En mi columna pasada comencé a comentar el libro de Pablo Ortúzar y Francisco Javier Urbina. En esta columna me propongo terminar el comentario.

El objetivo que se autoimponen los autores es determinar un “conjunto coherente de principios para la centroderecha”. Reconocen con lucidez un cierto desajuste de la derecha con la realidad y en este sentido distinguen principios reconocidos en la “tradición política e intelectual de la derecha” (p. 35), de otros principios “novedosos”, que deberían ser “asumidos por la derecha” (p. 36). Estos nuevos principios vendrían o bien a explicitar los más antiguos (en este caso, habría que entender que su obtención se logra por medio del mero análisis), o bien agregaciones, síntesis, de “algo que es armónico con los anteriores” (p. 36). Hacen así un listado de once principios, seis viejos, cinco nuevos (p. 36), que pasan a explicar.

La lista de principios que Urbina y Ortúzar describen brevemente suena plausible. Sin embargo, ella presenta varios problemas importantes.

En el listado se trata de principios propios de un tipo particular de derecha, que se amplía, eventualmente, a dos: la derecha cristiana liberal –liberal en lo económico y conservadora en lo moral– es el punto de referencia de ambos autores. A ratos se extienden hacia la derecha laica liberal, liberal en el campo político y en el moral. El carácter restrictivo de esta comprensión de la derecha se aprecia especialmente en el capítulo 6. Urbina y Ortúzar no consideran suficientemente, en cambio, a las otras dos vertientes de la derecha: la nacional-popular y la socialcristiana, que se alejan del liberalismo económico o que son al menos mucho más sensibles respecto de sus problemas, e incorporan otros elementos, como el énfasis en las maneras de reemplazar o complementar la empresa tradicional con modos de producción más colaborativos (corriente dentro de la cual es posible incluso incorporar nada menos que al Jaime Guzmán de inicios de los setenta; cf. J. Guzmán, «La Iglesia chilena y el debate político», pp. 297-298) o en los rendimientos que puede desencadenar el aspecto orgánico y comunitario de la estatalidad. No está mal presentar un listado de principios que busca expresar el pensamiento de parte de la derecha, pero sería exigible explicitar que no se está agotando allí a todas las vertientes de ese sector político.

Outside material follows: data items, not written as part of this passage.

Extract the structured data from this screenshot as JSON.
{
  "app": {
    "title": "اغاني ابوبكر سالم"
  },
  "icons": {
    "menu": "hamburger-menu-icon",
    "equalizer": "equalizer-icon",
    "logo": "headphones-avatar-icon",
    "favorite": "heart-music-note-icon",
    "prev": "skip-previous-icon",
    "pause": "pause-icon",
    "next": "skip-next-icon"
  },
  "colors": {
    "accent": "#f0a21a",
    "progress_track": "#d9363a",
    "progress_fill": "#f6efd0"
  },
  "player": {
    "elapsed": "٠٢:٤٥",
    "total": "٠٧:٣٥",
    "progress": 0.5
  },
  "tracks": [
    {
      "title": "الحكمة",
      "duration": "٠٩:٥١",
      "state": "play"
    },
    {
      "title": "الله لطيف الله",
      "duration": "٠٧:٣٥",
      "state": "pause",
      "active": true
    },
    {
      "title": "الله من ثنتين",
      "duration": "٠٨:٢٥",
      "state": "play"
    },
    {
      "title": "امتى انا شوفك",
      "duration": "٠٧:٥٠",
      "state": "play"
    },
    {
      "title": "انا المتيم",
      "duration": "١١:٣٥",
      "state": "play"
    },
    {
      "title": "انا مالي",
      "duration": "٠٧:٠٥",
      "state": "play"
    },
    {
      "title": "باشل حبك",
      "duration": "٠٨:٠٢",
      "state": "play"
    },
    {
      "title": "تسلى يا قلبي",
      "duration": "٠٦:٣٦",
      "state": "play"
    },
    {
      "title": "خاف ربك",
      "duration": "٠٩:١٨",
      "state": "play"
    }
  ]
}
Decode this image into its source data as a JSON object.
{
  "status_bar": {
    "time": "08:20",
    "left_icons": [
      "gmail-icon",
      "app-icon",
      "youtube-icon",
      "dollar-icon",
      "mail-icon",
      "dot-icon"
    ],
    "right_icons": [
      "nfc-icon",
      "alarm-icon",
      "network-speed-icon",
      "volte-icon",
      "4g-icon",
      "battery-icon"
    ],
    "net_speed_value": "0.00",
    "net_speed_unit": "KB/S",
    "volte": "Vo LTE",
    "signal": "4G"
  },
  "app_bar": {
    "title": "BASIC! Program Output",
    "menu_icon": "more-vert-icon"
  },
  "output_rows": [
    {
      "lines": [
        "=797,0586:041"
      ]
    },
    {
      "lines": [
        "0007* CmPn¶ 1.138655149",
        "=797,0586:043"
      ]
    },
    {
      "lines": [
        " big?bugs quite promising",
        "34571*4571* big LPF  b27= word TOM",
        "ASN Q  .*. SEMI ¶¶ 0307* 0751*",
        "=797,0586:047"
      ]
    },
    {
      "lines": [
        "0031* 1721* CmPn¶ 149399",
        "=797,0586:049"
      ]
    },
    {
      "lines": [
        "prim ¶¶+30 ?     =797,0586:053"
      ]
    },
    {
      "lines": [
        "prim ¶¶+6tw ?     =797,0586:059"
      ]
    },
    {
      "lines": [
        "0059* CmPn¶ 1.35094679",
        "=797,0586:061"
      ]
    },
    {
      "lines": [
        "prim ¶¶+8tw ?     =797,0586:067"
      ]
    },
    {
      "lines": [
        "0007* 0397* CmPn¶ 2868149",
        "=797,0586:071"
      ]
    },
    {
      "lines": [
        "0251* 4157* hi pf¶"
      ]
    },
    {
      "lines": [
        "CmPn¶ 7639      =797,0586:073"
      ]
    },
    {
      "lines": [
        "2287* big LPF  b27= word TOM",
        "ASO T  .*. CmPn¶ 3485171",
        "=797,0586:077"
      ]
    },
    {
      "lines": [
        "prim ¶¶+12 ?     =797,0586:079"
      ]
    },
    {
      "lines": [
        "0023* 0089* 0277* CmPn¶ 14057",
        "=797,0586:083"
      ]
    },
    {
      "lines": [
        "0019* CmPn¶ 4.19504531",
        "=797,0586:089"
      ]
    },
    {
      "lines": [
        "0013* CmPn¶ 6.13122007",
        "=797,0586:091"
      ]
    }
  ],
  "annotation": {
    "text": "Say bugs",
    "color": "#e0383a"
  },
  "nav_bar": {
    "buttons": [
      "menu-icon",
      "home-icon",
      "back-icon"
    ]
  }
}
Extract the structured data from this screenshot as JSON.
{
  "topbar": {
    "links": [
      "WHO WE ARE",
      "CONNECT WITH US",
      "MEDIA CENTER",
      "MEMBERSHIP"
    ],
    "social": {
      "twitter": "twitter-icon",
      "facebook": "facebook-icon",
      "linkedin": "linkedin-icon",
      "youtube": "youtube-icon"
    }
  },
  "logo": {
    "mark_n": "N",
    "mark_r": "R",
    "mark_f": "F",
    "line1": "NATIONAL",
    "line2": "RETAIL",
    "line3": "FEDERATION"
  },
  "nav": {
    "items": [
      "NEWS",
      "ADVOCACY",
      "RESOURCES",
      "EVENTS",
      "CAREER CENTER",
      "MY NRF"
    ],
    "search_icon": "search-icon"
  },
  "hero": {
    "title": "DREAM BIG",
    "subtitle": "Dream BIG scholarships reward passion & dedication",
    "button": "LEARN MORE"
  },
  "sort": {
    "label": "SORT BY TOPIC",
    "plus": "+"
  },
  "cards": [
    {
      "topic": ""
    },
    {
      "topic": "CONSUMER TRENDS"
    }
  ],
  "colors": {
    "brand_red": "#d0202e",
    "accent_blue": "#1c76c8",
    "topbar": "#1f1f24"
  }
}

[cita]El problema principal del libro, sin embargo, es que –pese a que Urbina y Ortúzar evidencian un conocimiento del pasado intelectual de la derecha mayor que el que exhiben los autores de los otros libros, pese a su mayor formación filosófica, a su probada inteligencia teórica, a la pertinencia de muchas de sus observaciones y no obstante su preocupación fundamental por el grave problema que afecta a aquel sector político hoy– el camino que propone para la derecha chilena es, hasta cierto punto, precisamente el opuesto al que ella debe recorrer si quiere salir de la crisis de discurso en la que se encuentra.[/cita]

Un problema de la lista, ligado al anterior, es que en ella se omiten aspectos que difícilmente podrían ser excluidos de un discurso de derecha, salvo que ella quiera terminar convirtiéndose en una fría cómplice de un sistema político centralista y mecanizado, a saber: primero, la significación de lo nacional, del pueblo, sus características, sus formas de despliegue y progreso, lo mismo que, segundo, el territorio, el paisaje y, tercero, la integración armónica de pueblo y paisaje. En tiempos cuando la mitad de la población se hacina en la capital del país, incrementándose allí la contaminación, los precios de las viviendas, la congestión del transporte, la delincuencia, la segregación, la marginalidad, en el tiempo en que nuestras provincias palidecen y en la práctica todo el sur del país ha sido convertido en un inmenso parque nacional del cual están excluidos los chilenos; en días donde a nuestro territorio le falta aún la mínima exigible conexión entre sus ciudades y poblados, resulta ésta una omisión muy grave en una lista que pretenda escapar a los límites de la injusticia. Probablemente en esto Urbina y Ortúzar se hayan simplemente enmarcado en la inclinación centralista que ha tenido la derecha en Chile. Dentro de las propias premisas liberal-conservadoras que asumen los autores, falta explicitar (aunque podría hallarse implicado en el de libertad y Estado limitado) un principio tan importante como los que sí están explícitos, a saber, el de la división de poderes.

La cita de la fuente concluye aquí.